Esta pequeña debió haber planeado esto desde el principio, escondiendo al perro para soltarlo si iba perdiendo la pelea.
Con la cara enrojecida por las palabras de Lin Tian, Xiao Manxuan aun así irguió el cuello y replicó: —¡Hmp, gran villano, es tu culpa por hacer trampa!
Y además, ¡Pequeña Hua es un Mastín Tibetano, no lo subestimes!
Con razón el perro era tan grande; resultó ser un Mastín Tibetano.
Los Mastines Tibetanos son poderosos y feroces, difíciles de domesticar, pero extremadamente leales a sus amos.
Se dice que los Mastines Tibetanos tienen el linaje del Perro Celestial, capaces de proteger los hogares y ahuyentar a los Demonios Malignos.
Si podía ahuyentar a los Demonios Malignos o no, Lin Tian no lo sabía, pero en ese momento Pequeña Hua lo miraba atentamente, con su pelaje blanco erizado, mostrando unos afilados caninos.
Fiel a la raza del Mastín Tibetano, casi tan inteligente como un caballo, había percibido la naturaleza de zombi de Lin Tian.
Sin embargo, no huyó; en cambio, se mantuvo en guardia junto a Xiao Manxuan.
Lin Tian quiso retroceder unos pasos para evitar que Pequeña Hua lo malinterpretara, pero en cuanto movió un pie, Pequeña Hua se abalanzó sobre él, pensando claramente que Lin Tian estaba a punto de atacar.
—Pequeña Hua, solo rómpeles la ropa, con eso bastará —advirtió Xiao Manxuan desde atrás, preocupada de que Pequeña Hua pudiera herir a alguien.

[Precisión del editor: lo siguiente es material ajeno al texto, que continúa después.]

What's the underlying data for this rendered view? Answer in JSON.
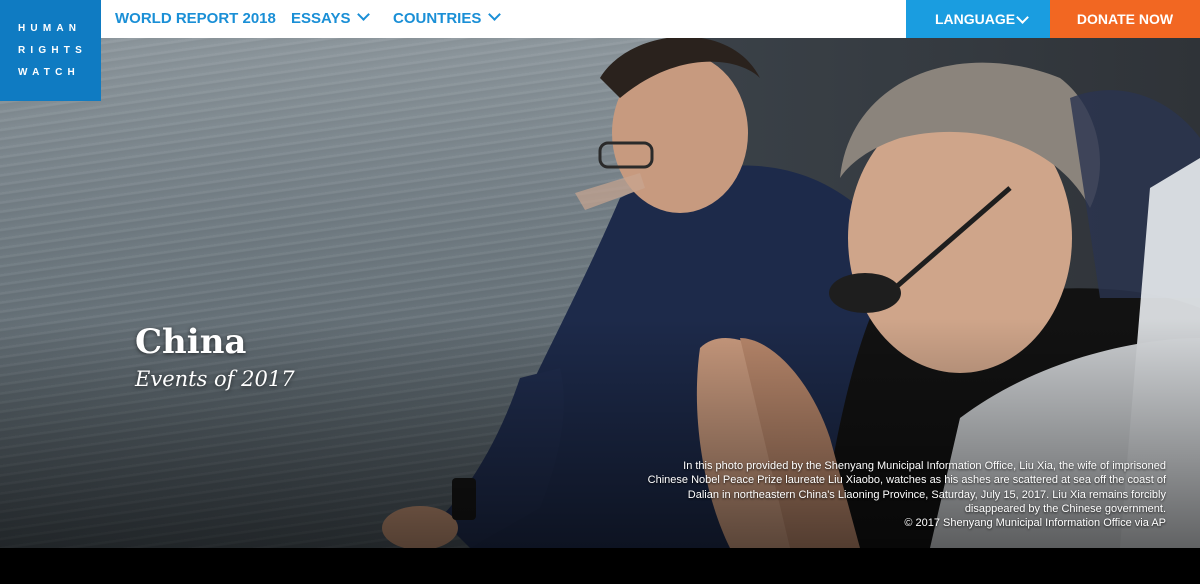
{
  "logo": {
    "lines": [
      "HUMAN",
      "RIGHTS",
      "WATCH"
    ]
  },
  "nav": {
    "world_report": "WORLD REPORT 2018",
    "essays": "ESSAYS",
    "countries": "COUNTRIES",
    "language": "LANGUAGE",
    "donate": "DONATE NOW"
  },
  "hero": {
    "title": "China",
    "subtitle": "Events of 2017",
    "caption": "In this photo provided by the Shenyang Municipal Information Office, Liu Xia, the wife of imprisoned Chinese Nobel Peace Prize laureate Liu Xiaobo, watches as his ashes are scattered at sea off the coast of Dalian in northeastern China's Liaoning Province, Saturday, July 15, 2017. Liu Xia remains forcibly disappeared by the Chinese government.",
    "credit": "© 2017 Shenyang Municipal Information Office via AP"
  },
  "colors": {
    "logo_bg": "#0f7bc2",
    "nav_text": "#1a8fd6",
    "language_bg": "#1a9de0",
    "donate_bg": "#f26722"
  }
}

Sin embargo, Lin Tian no iba a permitir que ni siquiera le rasgaran la ropa; esa pequeña era demasiado traviesa, no podía dejar que se saliera con la suya.
Con un movimiento rápido, esquivó fácilmente la embestida del Mastín Tibetano; este ni siquiera se había dado la vuelta cuando Lin Tian saltó y lo inmovilizó en el suelo.
Presionando el cuello de Pequeña Hua, el perro gimió suavemente y se desmayó.
Lin Tian se sacudió el polvo de las manos y se puso de pie.